Performance Profiling C++ Applications in Production

Practical techniques for identifying bottlenecks in C++ systems using perf, Valgrind, and custom instrumentation - without impacting production throughput.

Share

Production profiling in C++ requires tools that add minimal overhead while providing actionable insights. Here’s the toolkit I rely on.

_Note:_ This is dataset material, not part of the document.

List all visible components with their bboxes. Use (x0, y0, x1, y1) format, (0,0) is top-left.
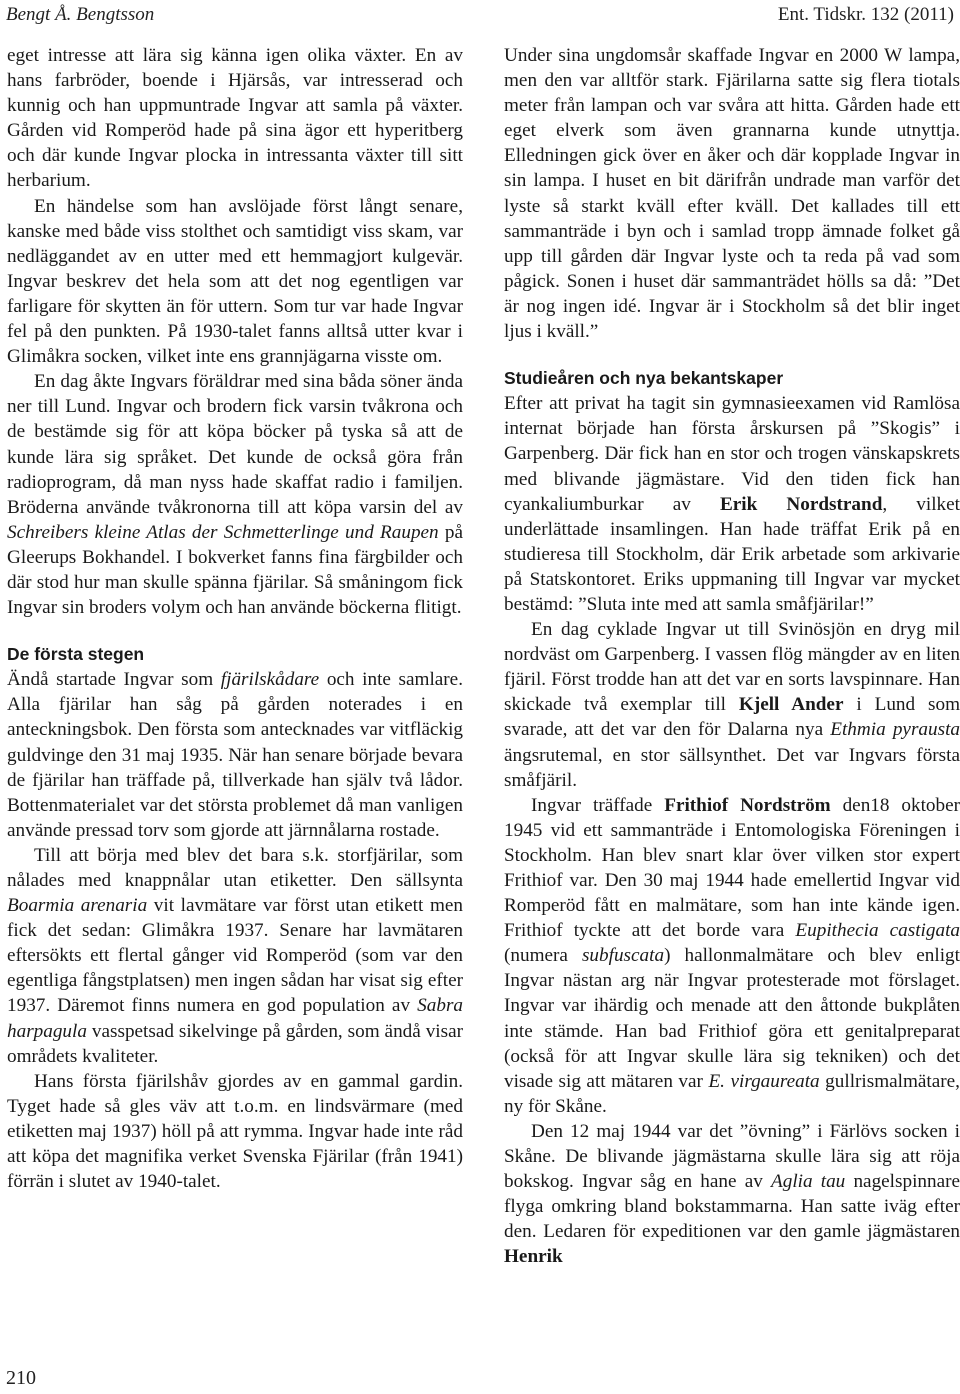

Using perf for CPU Profiling

perf is the go-to for CPU-bound analysis:

# Record for 30 seconds with call-graph info
perf record -g -p $(pidof myapp) -- sleep 30

# Generate a flame graph
perf script | stackcollapse-perf.pl | flamegraph.pl > flame.svg

Memory Profiling with Valgrind

For memory leak detection in staging environments:

#include <memory>
#include <vector>

class ConnectionPool {
public:
    void addConnection() {
        // Use unique_ptr to prevent leaks
        connections_.push_back(
            std::make_unique<Connection>(config_)
        );
    }

    size_t activeCount() const {
        return connections_.size();
    }

private:
    Config config_;
    std::vector<std::unique_ptr<Connection>> connections_;
};

Custom Instrumentation

For production, build lightweight instrumentation directly into your code:

class ScopedTimer {
public:
    explicit ScopedTimer(const std::string& name)
        : name_(name), start_(std::chrono::high_resolution_clock::now()) {}

    ~ScopedTimer() {
        auto end = std::chrono::high_resolution_clock::now();
        auto duration = std::chrono::duration_cast<
            std::chrono::microseconds>(end - start_);
        metrics::record(name_, duration.count());
    }

private:
    std::string name_;
    std::chrono::time_point<std::chrono::high_resolution_clock> start_;
};

// Usage
void processRequest(const Request& req) {
    ScopedTimer timer("process_request");
    // ... hot path code
}

Key principle: Profile with production traffic patterns, not synthetic benchmarks. Micro-benchmarks lie.